Pengertian Itsbat dalam Aqidah

Dalam dunia kajian Asma’ wa Shifat Allah SWT, istilah “Itsbat Shifat” berarti menetapkan suatu shifat sebagai shifat (atribut) Allah. Meng-itsbat shifat qudrah (kemampuan), misalnya, berarti menyatakan bahwa qudrah ini adalah suatu atribut yang dimiliki oleh Allah SWT, dan bahwa ia merupakan atribut yang unik (punya identitas tersendiri) sehingga bukan merupakan nama lain dari dzat (Allah SWT) dan bukan pula merupakan nama lain dari atribut-atribut lainnya yang bukan merupakan padanan/sinonimnya.

Nah, demikian pula halnya dengan atribut-atribut yang ramai dipersoalan. mengitsbat atribut wajhun (wajah) dan yadun (tangan) berarti menetapkan bahwa wajhun dan yadun ini merupakan atribut Allat SWT (wajah Allah dan tangan Allah), sekalugus menetapkan bahwa wajhun itu bukan yadun dan keduanya bukan merupakan nama lain dari dzat Allah, bukan nama lan dari atribut-atribut lainnya (seperti qudrah, ilmu, dst), serta tentu saja bukan merupakan nama lain dari makhluk-makhluk Allah SWT (kontras, misalnya, dengan kalangan yang manafsirkan yadullah sebagai ni’matullah yang berarti suatu makhluk).

Inilah konsep Itsbat yang pengertiannya jelas berbeda dengan Takwil dan Tafwidh.
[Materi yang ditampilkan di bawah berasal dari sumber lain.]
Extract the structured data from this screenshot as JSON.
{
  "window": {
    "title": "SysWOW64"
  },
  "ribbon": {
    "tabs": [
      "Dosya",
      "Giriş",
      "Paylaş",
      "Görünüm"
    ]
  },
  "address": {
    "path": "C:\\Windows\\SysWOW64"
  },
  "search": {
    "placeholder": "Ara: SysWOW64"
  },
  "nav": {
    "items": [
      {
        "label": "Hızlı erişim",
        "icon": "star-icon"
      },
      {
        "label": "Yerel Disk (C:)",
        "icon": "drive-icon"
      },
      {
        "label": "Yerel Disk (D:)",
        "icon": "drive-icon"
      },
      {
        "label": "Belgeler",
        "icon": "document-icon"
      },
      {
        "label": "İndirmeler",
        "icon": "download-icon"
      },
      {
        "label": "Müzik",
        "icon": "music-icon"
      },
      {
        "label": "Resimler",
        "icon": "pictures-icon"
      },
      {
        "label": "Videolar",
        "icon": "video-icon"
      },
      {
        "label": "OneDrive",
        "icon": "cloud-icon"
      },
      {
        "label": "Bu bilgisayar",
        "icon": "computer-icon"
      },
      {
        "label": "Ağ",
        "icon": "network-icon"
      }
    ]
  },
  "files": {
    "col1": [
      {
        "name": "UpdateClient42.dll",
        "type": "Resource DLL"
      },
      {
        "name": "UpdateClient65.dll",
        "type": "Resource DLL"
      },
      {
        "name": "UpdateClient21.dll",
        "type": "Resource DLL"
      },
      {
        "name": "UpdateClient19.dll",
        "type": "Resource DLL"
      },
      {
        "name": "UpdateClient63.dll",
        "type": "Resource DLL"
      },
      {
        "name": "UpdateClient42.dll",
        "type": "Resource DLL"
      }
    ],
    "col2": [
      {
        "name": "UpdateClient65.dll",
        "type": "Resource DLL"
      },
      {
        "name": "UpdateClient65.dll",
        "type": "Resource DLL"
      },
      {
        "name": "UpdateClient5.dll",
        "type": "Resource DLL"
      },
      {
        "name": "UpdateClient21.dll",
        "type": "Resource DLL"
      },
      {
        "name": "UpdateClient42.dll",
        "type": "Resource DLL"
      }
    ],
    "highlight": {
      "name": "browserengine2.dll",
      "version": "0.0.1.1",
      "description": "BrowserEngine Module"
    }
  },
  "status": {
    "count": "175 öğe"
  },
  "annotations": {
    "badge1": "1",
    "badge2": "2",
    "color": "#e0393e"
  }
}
Takwil dan tawfidh dibangun oleh keyakinan bahwa suatu atribut itu bukan merupakan atribut Allah SAW, atau dibangun dari sebuah keraguan apakah ia memang merupakan atribut Allah atau bukan, atau juga dibangun dari keyakinan bahwa itu merupakan atribut Allah SWT tetapi diyakini/dimungkinkan bahwa atribut itu adalah nama lain saja dari atribut lainnya yang sudah diistbat.

Dalam sejarah, kalangan Itsbat ini berasal dari Ahlul Hadits dan sebagain generasi senior Ahlul Kalam, yang sering pula dikenal dengan sebutan “kalangan Ash-Shifaathiyyah”, meskipun pada rinciannya ada beberapa perbedaan.

Tokoh-tokohnya dari para senior Mutakallimin adalah semisal Ibnu Kullab, Al-Qalanisi, Al-Muhasibi, Al-Asy’ari, dan Al-Baqillani. Di lingkungan Asy’ariyyah, mayoritas asy’ariyyah mengitsbat tujuh atribut (qudrah, iradah, ilmun, hayah, sama’, bashar, kalam).

Di samping atribut ini, kalangan mutaqaddimin Asy’ariyyah semisal Abul Hasan, Al-Baqillani, dan Al-Baihaqi juga mengitsbat beberapa atribut lainnnya, semisal wajhun (wajah) dan yadaan (dua tangan).

Adapun kalangan mutaakhkhirin, mereka rata-rata menafikan atau meragukan atribut-atribut ini (khususnya Ar-Razi dan Al-Amidi). Kemudian, ada pula As-Sanusi yang membakukan penambahan itsbat 7 atribut lanjutan, yaitu kaunuhu qadiran, muridan, hayyan, sami’an, bashiran, dan mutakalliman.

Inilah makanya konsep yang kemudian dikenal di banyak lingkungan Asy’ariyyah zaman ini adalah konsep shifat 20, meskipun dasar konsep itu ditentang oleh jumhur mutakallim asy’ariyyah.